Dans sa série novatrice « Skiing in Color », l'artiste Lamont Joseph White intègre la représentation dans les sports de neige.

Écrit par Khai Johannes

Dessin d'un homme portant un costume et des lunettes de protection.
« Lever de soleil au sommet d'une montagne », extrait de la série « Ski en couleurs ». | Avec l'aimable autorisation de Lamont Joseph White

« Il n'y a pas deux flocons de neige identiques » est un fait scientifique si souvent entendu dans divers contextes qu'il est devenu une expression courante. Nous avons fini par accepter l'idée que les flocons de neige qui tombent en cascade sont un ensemble d'individus.

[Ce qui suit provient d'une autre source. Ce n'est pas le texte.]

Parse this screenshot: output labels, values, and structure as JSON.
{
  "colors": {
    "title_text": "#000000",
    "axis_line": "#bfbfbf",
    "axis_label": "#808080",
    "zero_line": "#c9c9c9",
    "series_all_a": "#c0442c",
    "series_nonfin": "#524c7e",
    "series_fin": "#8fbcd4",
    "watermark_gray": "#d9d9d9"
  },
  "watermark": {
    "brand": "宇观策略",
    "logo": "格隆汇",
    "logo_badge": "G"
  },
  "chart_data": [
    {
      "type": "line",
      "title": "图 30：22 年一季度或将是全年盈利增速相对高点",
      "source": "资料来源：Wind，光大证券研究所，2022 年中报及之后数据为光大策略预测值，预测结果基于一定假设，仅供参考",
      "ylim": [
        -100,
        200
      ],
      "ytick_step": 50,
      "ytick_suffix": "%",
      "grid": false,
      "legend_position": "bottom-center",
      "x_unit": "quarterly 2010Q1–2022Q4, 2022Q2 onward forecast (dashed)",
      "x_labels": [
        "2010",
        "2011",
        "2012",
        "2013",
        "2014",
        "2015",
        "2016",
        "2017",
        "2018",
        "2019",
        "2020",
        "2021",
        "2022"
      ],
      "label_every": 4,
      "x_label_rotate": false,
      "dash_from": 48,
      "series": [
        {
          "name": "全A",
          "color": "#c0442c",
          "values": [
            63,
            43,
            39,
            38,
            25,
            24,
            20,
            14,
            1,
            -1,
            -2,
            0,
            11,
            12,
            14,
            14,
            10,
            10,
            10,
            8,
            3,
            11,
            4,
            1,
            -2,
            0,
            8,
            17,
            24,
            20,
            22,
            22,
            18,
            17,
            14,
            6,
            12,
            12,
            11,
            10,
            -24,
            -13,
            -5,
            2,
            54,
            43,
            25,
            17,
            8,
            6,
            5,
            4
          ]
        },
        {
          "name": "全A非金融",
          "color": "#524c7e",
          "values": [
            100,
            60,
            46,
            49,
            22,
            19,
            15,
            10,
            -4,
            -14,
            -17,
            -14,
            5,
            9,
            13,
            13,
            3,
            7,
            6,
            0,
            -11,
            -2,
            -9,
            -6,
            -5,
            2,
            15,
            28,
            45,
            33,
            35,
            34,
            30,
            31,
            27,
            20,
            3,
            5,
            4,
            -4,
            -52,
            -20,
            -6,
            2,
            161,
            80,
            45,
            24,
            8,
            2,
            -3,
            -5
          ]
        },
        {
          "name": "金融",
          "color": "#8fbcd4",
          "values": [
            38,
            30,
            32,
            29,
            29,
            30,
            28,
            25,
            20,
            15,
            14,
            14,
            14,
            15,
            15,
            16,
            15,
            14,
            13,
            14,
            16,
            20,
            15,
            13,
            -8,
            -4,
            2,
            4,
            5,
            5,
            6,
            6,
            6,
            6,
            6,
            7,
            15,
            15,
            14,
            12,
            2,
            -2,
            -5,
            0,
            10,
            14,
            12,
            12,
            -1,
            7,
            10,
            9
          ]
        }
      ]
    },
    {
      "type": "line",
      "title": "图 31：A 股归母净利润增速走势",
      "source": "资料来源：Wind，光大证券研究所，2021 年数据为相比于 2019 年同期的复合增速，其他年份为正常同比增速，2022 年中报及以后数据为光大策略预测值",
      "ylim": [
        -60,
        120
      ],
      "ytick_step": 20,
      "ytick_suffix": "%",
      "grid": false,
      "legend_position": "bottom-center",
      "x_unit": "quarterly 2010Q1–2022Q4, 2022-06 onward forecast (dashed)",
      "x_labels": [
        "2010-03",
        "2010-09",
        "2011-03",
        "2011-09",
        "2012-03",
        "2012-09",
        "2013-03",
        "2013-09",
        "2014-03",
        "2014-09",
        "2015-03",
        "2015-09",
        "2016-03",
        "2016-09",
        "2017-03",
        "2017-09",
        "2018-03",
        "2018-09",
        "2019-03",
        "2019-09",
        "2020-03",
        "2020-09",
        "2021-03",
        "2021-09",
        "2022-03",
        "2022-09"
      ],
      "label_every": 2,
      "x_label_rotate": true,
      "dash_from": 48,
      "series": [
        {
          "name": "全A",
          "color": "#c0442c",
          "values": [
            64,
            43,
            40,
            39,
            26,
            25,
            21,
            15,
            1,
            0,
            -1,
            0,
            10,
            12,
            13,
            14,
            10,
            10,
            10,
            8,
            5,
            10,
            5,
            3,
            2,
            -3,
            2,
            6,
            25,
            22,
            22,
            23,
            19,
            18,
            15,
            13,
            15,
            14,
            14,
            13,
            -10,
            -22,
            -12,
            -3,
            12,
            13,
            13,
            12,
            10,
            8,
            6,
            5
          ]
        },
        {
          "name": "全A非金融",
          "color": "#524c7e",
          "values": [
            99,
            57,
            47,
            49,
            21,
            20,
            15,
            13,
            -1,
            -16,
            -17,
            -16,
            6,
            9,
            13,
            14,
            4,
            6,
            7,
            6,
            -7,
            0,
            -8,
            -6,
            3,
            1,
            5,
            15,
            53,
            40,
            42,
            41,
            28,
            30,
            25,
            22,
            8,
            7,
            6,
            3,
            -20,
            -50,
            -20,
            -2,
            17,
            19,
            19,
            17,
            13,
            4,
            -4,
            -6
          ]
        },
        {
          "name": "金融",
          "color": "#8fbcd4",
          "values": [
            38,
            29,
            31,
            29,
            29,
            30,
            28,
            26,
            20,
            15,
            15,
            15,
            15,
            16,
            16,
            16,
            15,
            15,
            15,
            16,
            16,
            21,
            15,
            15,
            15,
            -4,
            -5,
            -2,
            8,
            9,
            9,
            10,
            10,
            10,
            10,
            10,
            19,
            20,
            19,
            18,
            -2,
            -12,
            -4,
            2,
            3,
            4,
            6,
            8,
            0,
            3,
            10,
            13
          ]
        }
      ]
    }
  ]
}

La tête levée, on peut imaginer que chaque corps glacé, lors de sa descente céleste, possède des ornements qui, tout en étant semblables à ceux de ses voisins, le distinguent totalement. Imaginez lever les yeux au ciel et remarquer qu'un de ces flocons est orange ou violet. Bien que nous ayons fini par accepter queflocons de neigeSi chaque flocon peut avoir une forme unique, pourrait-on accepter l'idée que les flocons de neige puissent aussi présenter une variété de couleurs ?

Qu’en est-il de ceux qui pratiquent les sports rendus possibles par la neige ? Croit-on que les skieurs et les planchistes peuvent être de tailles, de formes et de couleurs variées ? L’artiste Lamont Joseph White a pris ses pinceaux et ses toiles dans l’espoir d’élargir les perspectives, d’ouvrir le dialogue et de susciter le changement.

Né à Manhattan et ayant grandi dans le Queens, Lamont mit un certain temps avant que l'idée de skier ou de faire du snowboard ne lui vienne à l'esprit. C'est lorsque sa famille déménagea dans la banlieue du New Jersey qu'il remarqua que des enfants arrivaient à l'école le lundi avec des forfaits de ski et de nouvelles histoires à raconter. Piqué par la curiosité, il commença à rêver d'une aventure qu'il n'avait encore jamais vécue. Et en 1981, à l'âge de 13 ans, il en eut un avant-goût.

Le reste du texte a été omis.